Ukraine was once home to the second-largest Jewish population in Europe, including countless communities shaped by many influences: from the Czarist Empire in the east to the Hapsburg Monarchy in the West, from secular modernity in the major cities to the abiding traditions of the shtetl; from the free port of Odesa on the Black sea to the intellectual metro­polis of Kharkiv. Ukraine is the birthplace of Hasidism, of modern Jewish and Hebrew literature, and of Zionism.
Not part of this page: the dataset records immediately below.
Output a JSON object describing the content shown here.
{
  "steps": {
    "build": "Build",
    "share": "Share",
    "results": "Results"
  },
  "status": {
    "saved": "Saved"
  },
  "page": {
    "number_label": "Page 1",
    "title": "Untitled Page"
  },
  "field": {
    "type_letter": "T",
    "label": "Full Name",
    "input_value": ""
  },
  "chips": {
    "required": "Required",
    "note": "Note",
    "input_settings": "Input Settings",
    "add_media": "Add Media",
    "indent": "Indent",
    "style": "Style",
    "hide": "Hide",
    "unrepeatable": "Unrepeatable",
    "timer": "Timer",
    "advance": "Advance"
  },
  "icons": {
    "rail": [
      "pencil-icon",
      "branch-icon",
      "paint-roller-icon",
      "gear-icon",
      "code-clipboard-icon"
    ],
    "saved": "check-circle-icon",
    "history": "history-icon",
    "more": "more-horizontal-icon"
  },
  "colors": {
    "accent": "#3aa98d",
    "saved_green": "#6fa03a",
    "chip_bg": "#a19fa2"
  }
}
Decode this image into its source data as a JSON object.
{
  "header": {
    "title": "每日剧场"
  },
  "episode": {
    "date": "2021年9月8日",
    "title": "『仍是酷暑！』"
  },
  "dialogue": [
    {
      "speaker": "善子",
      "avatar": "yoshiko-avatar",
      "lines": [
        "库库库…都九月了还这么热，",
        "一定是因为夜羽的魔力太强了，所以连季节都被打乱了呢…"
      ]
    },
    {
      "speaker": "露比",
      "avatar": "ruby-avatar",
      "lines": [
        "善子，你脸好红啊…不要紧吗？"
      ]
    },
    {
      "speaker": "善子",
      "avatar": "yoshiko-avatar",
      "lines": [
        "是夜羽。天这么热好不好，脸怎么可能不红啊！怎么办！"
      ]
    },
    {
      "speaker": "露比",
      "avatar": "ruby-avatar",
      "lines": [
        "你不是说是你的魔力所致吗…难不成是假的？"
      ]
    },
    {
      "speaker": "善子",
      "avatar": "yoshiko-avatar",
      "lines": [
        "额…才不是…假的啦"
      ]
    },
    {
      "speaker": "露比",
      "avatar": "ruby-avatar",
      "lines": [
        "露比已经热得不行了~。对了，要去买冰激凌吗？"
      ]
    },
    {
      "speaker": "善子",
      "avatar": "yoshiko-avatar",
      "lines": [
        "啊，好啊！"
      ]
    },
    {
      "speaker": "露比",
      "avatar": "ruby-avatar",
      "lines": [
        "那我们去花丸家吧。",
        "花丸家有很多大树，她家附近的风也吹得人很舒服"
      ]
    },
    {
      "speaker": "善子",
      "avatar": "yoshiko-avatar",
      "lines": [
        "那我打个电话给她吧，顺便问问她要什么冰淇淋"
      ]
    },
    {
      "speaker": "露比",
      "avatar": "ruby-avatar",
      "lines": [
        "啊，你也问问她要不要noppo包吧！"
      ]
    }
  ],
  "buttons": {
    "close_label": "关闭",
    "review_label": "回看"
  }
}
Contemporary Ukraine is inextricably bound up with Jewish history. The memories of many Jews in the Diaspora are dominated by experiences of poverty, persecution, mass murder, and exodus during the early 20th century. Mean­while, the Jewish immi­grants who came from the disintegrating Soviet republics to Germany in the 1970s and after 1989 brought along entirely different memories. In the urban spaces of today’s Ukraine, Jewish life remains ever-present despite the destruction of the Shoah and has prompted new forms of identi­fication, not least through the Maidan Uprising and the struggle for inde­pendence and autonomy. Yet now, both the country’s existence as an independent state and the very lives of its population – including the country’s Jewish community – are existentially threatened by Russia’s war of aggression against Ukraine. Once again, the inhabi­tants are bearing wit­ness to massive death and destruction, danger and dis­placement.

The Jewish Museum Berlin, the German Federal Agency for Civic Education, and OFEK are coming together for a discussion series to make Jewish perspectives on and from the war audible and visible and shed light on the com­plexities of present-day Ukraine. We invite you to connect with Ukrainian artists, scholars, and activists and to immerse your­selves in the many facets of the Jewish present in and from Ukraine. Together we will visit cities as “intersections of many worlds” (to quote Karl Schlögel): on journeys to Kharkiv, Chernivtsi, Odesa, Dnipro, and Lviv, we will talk about life and survival in war, about plural affiliations and competing memories, identities, and visions of cities and histories.

A discussion series of the German Federal Agency for Civic Education (Bundeszentrale für politische Bildung/bpb), the Jewish Museum Berlin and OFEK e.V.